Call Sallie Mae (866-801-3218) if you want to enroll in the graduated repayment period program or learn more about it.

Defer payments

Deferment is available for borrowers who meet one of the following criteria:

  • Returning to college
  • Attending graduate school
  • Starting an internship, clerkship, fellowship, or residency

Borrowers can defer their loans for 48 months in total. Interest will accrue during deferment and be added to the loan principal. This will increase the total amount of interest paid over the life of the loan and may result in higher monthly payments.

Ask Sallie Mae about financial hardship options

If you’re experiencing a financial hardship and your Sallie Mae loan becomes delinquent, you may qualify for a loan forbearance. With a loan forbearance, your payments are temporarily stopped to allow you time to recover from your financial hardship. 

You might also be able to change your payment due date. While you’ll still need to make your payment, changing your due date could make it easier to make the payment on time. Sallie Mae might also be willing to change your monthly payment amount to make it more affordable. 

To see if you qualify for any of these options, you’ll need to call Sallie Mae at 800-472-5543. The options offered by Sallie Mae will likely depend on the extent of your hardship and how easily you can afford the loan. 

Be upfront with Sallie Mae about your circumstances, and be prepared to provide the lender with any required documentation. Generally, the earlier you seek help, the more likely lenders are to work with you. If your loan is already severely delinquent, your options may be limited.

Tip

If you’re already very past due on your loan payments and your loan is in default, you can expect it to be more challenging to get assistance than if your financial hardships are just beginning. This is true for nearly any loan, not just student loans with Sallie Mae. 

Is Sallie Mae student loan forgiveness an option?

The government offers student loan forgiveness on some federal student loans. These types of loan forgiveness programs are generally not offered by private lenders. Sallie Mae does not offer any loan forgiveness programs. 
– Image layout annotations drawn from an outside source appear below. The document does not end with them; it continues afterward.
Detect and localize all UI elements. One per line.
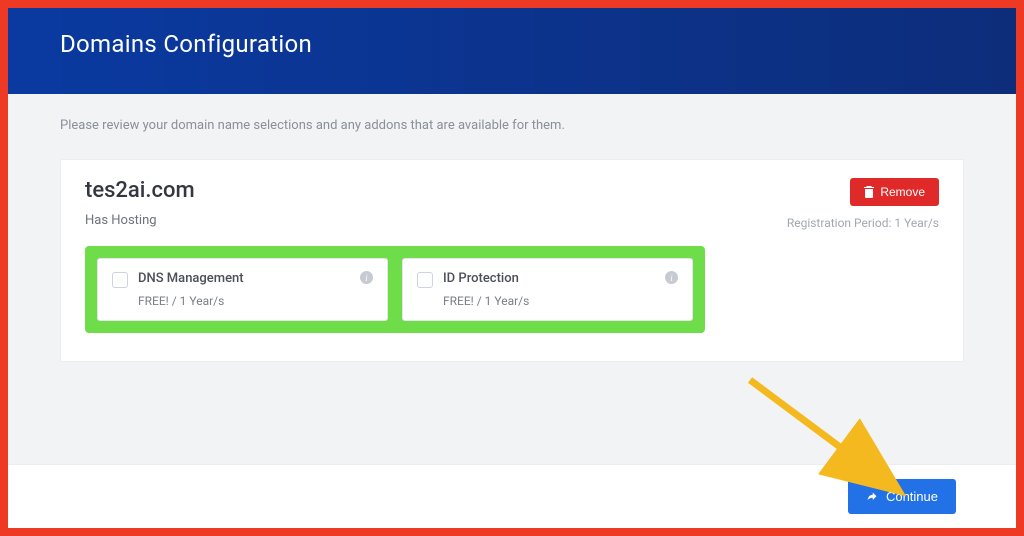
addon-title: ID Protection [443,271,655,286]
footer-bar: Continue [8,464,1016,528]
addon-id-protection: ID Protection FREE! / 1 Year/s i [402,258,693,321]
domain-card-top: tes2ai.com Has Hosting Remove Registrati… [85,178,939,230]
remove-label: Remove [880,185,925,199]
addon-price: FREE! / 1 Year/s [138,294,350,308]
domain-name: tes2ai.com [85,178,195,203]
continue-label: Continue [886,489,938,504]
addon-info: DNS Management FREE! / 1 Year/s [138,271,350,308]
addon-checkbox-id[interactable] [417,272,433,288]
info-icon[interactable]: i [360,271,373,288]
hosting-status: Has Hosting [85,213,195,228]
page-title: Domains Configuration [60,30,964,58]
remove-button[interactable]: Remove [850,178,939,206]
domain-card: tes2ai.com Has Hosting Remove Registrati… [60,159,964,362]
addons-highlight-box: DNS Management FREE! / 1 Year/s i ID Pro… [85,246,705,333]
continue-button[interactable]: Continue [848,479,956,514]
info-icon[interactable]: i [665,271,678,288]
review-instruction: Please review your domain name selection… [60,118,964,133]
main-content: Please review your domain name selection… [0,94,1024,372]
addon-info: ID Protection FREE! / 1 Year/s [443,271,655,308]
registration-period: Registration Period: 1 Year/s [787,216,939,230]
domain-card-right: Remove Registration Period: 1 Year/s [787,178,939,230]
domain-info: tes2ai.com Has Hosting [85,178,195,228]
page-header: Domains Configuration [0,0,1024,94]
addon-title: DNS Management [138,271,350,286]
addon-dns-management: DNS Management FREE! / 1 Year/s i [97,258,388,321]
trash-icon [864,186,874,198]
addon-checkbox-dns[interactable] [112,272,128,288]
addon-price: FREE! / 1 Year/s [443,294,655,308]
forward-icon [866,491,878,503]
If you’re having trouble repaying your loans because of an undue hardship and file for bankruptcy, your Sallie Mae loans might be discharged, meaning you won’t need to repay them. However, even in the case of bankruptcy, you’ll most likely be required to repay your student loans. 

For these reasons, most people won’t be able to get their Sallie Mae loan forgiven and will need to fully repay it. If you’re having trouble paying your loan, you’ll need to figure out another option, such as refinancing it or asking Sallie Mae about a temporary loan forbearance.

What to consider before you refinance Sallie Mae loans 

Before deciding to refinance your Sallie Mae loans, it’s essential to consider how it will affect your credit scores, ensure it aligns with your financial goals, and carefully review the terms and conditions of the new loan.  

Some of the factors to consider before you refinance your Sallie Mae loans are:

  • Credit score impact: If you refinance your student loans, your credit score might temporarily lower. These types of credit score decreases are generally short-lived. However, if you’re about to shop for a new loan—like a mortgage—it may be best not to refinance until your new loan goes through. 
  • Financial goal alignment: You should also consider if the refinancing aligns with your financial goals. While you might benefit from a reduced interest rate and lower monthly payments, it could also extend the loan term, increasing your total loan costs. 
  • New loan terms and conditions: Once you’ve decided to refinance your loan, carefully review the terms and conditions of the new loan. Ensure you understand if you’ll be charged any fees for the refinance and any potential costs (e.g., prepayment penalties).

Additionally, evaluate whether any immediate gains outweigh any long-term setbacks. For instance, your monthly payment might be reduced over a longer term, but you’ll make the payments for a more extended period. Genuinely evaluate if you’re okay with this.

By carefully weighing the benefits and drawbacks of refinancing your Sallie Mae loans, you’ll be setting yourself up to make the best possible decision for your circumstances.